Abstract

The purpose of this review is to answer the question whether left ventricular hypertrophy (LVH) could be considered a therapeutic target in patients with hypertension. To fulfill this purpose, we briefly outline different methods of measuring LVH, then discuss the current evidence and unresolved controversies regarding the relationships among LVH, blood pressure (BP), and cardiovascular disease (CVD) outcomes. The methods and criteria used for defining LVH in clinical studies lack consistency and are inherently different. Electrocardiogram (ECG) has been the most common method, but some studies used echocardiography, and recently, the cardiac magnetic resonance imaging was used by some studies as well.
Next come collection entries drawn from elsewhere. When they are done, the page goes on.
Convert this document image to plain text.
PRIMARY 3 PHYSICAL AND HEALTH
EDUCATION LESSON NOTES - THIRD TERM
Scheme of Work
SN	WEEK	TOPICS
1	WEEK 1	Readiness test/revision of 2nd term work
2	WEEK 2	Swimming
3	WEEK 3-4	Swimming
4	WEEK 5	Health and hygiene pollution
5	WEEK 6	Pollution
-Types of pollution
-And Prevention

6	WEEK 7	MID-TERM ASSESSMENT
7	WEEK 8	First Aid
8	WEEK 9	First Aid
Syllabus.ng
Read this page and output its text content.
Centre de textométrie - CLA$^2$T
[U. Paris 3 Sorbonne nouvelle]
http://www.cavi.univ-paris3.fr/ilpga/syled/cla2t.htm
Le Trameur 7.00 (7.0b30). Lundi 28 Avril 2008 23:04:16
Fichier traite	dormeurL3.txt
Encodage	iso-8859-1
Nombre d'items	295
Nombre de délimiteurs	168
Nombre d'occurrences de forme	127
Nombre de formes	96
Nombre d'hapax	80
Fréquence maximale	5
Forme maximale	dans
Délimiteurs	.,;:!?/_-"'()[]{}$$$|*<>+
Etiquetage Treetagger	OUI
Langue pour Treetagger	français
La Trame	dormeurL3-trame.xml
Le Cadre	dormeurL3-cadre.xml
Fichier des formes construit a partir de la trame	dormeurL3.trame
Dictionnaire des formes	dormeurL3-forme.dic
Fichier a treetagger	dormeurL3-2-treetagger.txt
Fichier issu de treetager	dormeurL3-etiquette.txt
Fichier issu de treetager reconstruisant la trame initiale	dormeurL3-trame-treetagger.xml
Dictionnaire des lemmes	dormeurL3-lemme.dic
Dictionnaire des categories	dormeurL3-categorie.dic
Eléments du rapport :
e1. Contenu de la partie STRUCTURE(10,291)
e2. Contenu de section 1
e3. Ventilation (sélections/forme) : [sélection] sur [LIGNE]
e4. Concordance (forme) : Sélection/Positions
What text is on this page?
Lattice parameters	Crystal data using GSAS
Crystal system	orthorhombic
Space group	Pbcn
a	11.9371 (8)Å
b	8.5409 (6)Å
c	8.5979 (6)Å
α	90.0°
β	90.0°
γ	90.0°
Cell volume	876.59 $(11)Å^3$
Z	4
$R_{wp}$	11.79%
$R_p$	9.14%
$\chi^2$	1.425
Regardless of the method, studies have shown that higher BP is a risk factor for LVH, regression of LVH is possible by successful BP lowering, and LVH is associated with CVD outcomes. Nevertheless, recent trials revealed that although intensive BP lowering (systolic BP target of < 120mm of Hg) resulted in lower rates of developing new ECG-LVH and higher rates of regression of existing LVH, the benefit of intensive BP lowering on the risk of CV events was not meaningfully influenced by its favorable effect on ECG-LVH. These findings raise several critical questions about the mechanistic links between hypertension treatment, LVH regression, and reduction in CV events. Given these questions and findings, LVH improvement cannot yet be considered a reliable surrogate outcome measure for use in the context of hypertensive heart disease. LVH is a modifiable risk factor related to systolic BP and regression of LVH may reduce subsequent CV events. However, LVH may not be the "holy grail" in regard to therapeutic targets in hypertensive heart disease, but it could be considered one of the markers in the successful management of hypertension.